Friday, 11 September 2015

Review: Isla and the Happily Ever After

Author: Stephanie Perkins
Pages: 339 
Publisher: Dutton
Release Date: August 14th, 2014
Status: Anna and the French Kiss #3

Synopsis (from Goodreads):

Hopeless romantic Isla has had a crush on introspective cartoonist Josh since their first year at the School of America in Paris. And after a chance encounter in Manhattan over the summer, romance might be closer than Isla imagined. But as they begin their senior year back in France, Isla and Josh are forced to confront the challenges every young couple must face, including family drama, uncertainty about their college futures, and the very real possibility of being apart. 
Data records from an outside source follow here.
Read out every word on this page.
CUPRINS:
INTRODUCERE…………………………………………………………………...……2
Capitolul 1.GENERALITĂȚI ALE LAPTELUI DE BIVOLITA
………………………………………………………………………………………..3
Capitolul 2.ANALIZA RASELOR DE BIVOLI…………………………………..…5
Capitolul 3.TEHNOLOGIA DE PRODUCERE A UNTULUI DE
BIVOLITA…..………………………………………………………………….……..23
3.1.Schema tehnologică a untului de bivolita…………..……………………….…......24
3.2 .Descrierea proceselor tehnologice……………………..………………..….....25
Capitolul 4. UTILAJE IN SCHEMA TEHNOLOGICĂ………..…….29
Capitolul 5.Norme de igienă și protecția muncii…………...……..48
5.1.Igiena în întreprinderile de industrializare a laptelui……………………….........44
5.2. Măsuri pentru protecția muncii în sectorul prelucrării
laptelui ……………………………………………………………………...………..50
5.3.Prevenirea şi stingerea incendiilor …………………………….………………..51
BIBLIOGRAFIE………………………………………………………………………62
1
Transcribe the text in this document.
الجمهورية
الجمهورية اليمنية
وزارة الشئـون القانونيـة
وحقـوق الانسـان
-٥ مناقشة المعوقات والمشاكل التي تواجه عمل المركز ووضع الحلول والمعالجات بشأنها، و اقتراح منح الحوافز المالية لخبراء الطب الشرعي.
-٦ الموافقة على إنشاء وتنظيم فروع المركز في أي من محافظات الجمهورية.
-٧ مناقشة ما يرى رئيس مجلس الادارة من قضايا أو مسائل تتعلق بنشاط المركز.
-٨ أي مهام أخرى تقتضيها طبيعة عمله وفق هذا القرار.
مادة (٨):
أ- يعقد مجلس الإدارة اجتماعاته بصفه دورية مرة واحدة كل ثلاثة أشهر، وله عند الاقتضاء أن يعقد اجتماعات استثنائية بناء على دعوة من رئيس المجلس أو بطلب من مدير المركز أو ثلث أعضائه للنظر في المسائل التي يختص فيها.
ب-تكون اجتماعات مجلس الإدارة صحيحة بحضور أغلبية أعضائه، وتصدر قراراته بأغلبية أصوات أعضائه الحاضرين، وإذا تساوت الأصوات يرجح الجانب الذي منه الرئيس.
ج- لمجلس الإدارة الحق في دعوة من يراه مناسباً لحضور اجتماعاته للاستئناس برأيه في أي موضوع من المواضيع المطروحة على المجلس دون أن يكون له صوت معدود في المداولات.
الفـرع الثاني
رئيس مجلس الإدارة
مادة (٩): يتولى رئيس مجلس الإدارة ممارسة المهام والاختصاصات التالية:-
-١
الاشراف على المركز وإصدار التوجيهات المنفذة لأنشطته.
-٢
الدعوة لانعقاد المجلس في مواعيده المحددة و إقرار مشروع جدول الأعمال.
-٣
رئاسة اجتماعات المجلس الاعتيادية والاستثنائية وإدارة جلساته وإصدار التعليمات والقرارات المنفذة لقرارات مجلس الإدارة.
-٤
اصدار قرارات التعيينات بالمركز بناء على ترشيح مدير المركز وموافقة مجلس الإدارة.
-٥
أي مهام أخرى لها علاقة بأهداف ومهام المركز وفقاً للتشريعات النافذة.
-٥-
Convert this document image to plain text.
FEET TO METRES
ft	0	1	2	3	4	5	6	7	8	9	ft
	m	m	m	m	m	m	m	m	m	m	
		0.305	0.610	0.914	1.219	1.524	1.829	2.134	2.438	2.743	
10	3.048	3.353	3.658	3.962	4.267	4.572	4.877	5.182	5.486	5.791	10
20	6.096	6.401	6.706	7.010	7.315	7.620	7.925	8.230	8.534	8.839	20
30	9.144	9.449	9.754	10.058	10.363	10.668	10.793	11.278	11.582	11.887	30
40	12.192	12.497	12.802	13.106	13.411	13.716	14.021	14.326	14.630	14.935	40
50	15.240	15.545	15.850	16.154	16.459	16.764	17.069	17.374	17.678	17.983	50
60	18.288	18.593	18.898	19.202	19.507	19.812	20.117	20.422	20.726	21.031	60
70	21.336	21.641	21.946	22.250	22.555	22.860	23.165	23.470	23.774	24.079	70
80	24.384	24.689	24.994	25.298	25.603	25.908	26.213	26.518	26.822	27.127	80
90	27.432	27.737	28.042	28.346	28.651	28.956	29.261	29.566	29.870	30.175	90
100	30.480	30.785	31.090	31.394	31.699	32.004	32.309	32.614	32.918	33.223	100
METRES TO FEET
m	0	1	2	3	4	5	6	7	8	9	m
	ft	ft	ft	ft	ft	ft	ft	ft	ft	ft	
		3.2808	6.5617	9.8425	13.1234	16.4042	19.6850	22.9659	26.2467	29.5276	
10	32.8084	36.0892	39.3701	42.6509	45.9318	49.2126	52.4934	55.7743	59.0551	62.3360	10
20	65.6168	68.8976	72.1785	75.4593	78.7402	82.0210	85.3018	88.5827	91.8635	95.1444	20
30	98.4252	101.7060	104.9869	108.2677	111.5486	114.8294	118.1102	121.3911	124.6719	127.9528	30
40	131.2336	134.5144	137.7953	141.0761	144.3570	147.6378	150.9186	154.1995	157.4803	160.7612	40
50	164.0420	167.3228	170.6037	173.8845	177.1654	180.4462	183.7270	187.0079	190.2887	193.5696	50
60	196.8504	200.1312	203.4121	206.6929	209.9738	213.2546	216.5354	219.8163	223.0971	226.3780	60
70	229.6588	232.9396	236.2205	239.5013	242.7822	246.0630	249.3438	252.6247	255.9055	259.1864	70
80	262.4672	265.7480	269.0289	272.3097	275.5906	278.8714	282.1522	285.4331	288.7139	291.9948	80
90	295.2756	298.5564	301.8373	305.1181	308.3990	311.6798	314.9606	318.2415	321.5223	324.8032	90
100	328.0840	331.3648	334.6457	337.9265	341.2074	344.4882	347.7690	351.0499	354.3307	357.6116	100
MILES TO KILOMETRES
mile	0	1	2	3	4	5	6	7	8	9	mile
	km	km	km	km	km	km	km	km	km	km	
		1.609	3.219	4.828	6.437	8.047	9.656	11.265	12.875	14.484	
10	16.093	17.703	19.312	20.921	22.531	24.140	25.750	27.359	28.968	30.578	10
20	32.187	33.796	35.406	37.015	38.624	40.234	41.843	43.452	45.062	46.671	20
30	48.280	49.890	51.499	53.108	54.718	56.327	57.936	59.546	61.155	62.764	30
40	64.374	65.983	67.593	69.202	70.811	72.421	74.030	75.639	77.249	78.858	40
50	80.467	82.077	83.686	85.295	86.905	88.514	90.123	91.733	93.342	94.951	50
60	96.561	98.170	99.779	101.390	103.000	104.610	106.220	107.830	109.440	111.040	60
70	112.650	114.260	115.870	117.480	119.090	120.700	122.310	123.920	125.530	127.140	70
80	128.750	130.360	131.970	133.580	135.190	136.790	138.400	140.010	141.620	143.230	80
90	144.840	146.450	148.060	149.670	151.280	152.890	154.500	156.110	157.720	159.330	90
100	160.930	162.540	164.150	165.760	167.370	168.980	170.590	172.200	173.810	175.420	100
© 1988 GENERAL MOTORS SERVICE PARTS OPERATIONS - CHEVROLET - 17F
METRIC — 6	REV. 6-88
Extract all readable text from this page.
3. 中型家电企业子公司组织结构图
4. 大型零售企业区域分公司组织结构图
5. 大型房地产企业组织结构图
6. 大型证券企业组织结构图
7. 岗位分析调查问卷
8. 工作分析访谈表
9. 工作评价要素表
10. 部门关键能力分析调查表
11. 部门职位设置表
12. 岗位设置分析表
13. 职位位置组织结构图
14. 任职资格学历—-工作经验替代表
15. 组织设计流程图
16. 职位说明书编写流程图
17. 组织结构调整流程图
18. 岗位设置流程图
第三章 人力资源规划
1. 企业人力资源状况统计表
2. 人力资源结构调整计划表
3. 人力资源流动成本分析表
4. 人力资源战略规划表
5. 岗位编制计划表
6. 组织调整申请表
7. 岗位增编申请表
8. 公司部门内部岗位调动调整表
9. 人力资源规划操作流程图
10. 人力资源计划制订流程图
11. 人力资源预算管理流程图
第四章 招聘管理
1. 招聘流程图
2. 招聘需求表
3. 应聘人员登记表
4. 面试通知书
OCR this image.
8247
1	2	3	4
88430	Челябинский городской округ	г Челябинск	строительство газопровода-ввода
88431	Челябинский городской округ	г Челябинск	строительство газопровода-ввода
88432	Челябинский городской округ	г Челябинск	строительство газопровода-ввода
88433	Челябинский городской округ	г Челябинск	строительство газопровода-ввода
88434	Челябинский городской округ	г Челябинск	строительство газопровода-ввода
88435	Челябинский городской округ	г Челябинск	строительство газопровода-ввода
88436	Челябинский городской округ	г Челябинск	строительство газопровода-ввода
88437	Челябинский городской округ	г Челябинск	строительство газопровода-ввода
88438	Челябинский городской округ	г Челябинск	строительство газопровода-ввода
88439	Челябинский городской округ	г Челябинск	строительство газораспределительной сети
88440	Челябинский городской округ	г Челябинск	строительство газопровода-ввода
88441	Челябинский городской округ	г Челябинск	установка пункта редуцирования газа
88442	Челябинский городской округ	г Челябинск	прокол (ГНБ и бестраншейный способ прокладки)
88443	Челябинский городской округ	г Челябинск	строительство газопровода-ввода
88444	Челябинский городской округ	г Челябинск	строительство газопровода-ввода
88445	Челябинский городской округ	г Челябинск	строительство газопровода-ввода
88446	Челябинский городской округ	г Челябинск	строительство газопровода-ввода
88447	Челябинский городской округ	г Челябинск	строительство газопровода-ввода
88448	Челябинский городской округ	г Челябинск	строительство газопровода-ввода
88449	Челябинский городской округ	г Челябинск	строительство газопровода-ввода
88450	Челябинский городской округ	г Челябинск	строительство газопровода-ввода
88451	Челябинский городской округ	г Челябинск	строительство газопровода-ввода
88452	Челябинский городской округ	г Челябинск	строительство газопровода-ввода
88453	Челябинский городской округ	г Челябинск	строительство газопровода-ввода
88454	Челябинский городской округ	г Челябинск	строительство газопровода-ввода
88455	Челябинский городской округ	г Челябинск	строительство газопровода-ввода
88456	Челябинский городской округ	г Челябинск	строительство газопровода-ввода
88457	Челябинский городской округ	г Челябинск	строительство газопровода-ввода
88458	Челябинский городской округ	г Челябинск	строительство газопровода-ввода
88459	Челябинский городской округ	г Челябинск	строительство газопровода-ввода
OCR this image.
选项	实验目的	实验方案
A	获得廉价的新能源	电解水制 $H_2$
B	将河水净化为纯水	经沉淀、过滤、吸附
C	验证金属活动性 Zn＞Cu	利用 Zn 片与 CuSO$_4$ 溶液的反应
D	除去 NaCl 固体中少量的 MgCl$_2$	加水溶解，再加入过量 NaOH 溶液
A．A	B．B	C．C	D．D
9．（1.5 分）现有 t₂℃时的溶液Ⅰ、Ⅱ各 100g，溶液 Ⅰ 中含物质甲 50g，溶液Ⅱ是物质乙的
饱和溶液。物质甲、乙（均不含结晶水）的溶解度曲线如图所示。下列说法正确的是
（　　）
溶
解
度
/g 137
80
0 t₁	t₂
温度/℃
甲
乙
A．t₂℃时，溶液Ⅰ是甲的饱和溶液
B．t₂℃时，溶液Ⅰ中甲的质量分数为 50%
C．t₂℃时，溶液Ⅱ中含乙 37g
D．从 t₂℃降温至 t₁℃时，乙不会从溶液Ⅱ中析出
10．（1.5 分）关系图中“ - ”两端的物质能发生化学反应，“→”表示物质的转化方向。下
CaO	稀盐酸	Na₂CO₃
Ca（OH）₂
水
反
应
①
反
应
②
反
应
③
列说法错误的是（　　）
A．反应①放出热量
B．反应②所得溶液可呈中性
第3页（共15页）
Featuring cameos from fan-favorites Anna, √Čtienne, Lola, and Cricket, this sweet and sexy story of true love—set against the stunning backdrops of New York City, Paris, and Barcelona—is a swoonworthy conclusion to Stephanie Perkins’s beloved series.


Isla and the Happily Ever After is the end of the French Kiss books, and let me tell you it will melt your hearts! If you're looking for a love story about true love, then this is the book for you.

Isla's a really quiet person, and when she get's the chance to have an actual conversation with the guy of her dreams, Josh, she's determined to get to know him more. When their friendship quickly turns into romance, they have to deal with the repercussions of falling in love.

 If you think Anna taking notes on how to pronounce french phrases in Anna and the French Kiss was really awkward, think again: out of all the narrators, Isla is the most quiet, most socially awkward, yet the most developed out of all of them in my opinion.

While it's easy to say that Isla's character is too boy crazy, and that her life solely revolves around Josh. But we have to understand that without Josh, Isla wouldn't have become her own person. Before her relationship with him, she was really introverted and not used to taking risks, but after all the two had gone through, she slowly started realizing it was time for her to start making her own decisions, and going on her own adventures.

The overall story was very overdramatic love story that just played at your heart strings. Perkins has the ability to turn the YA contemporary genre into something light-hearted yet serious, with dashes of quirkiness and lots of cute romance.

Isla was a wonderful book, and I am sad to see one of my favour series finally ending. If you're looking for something romantic, something funny, and something to make you fall in love with Paris, then I totally recommend reading the entire Anna and the French Kiss trilogy!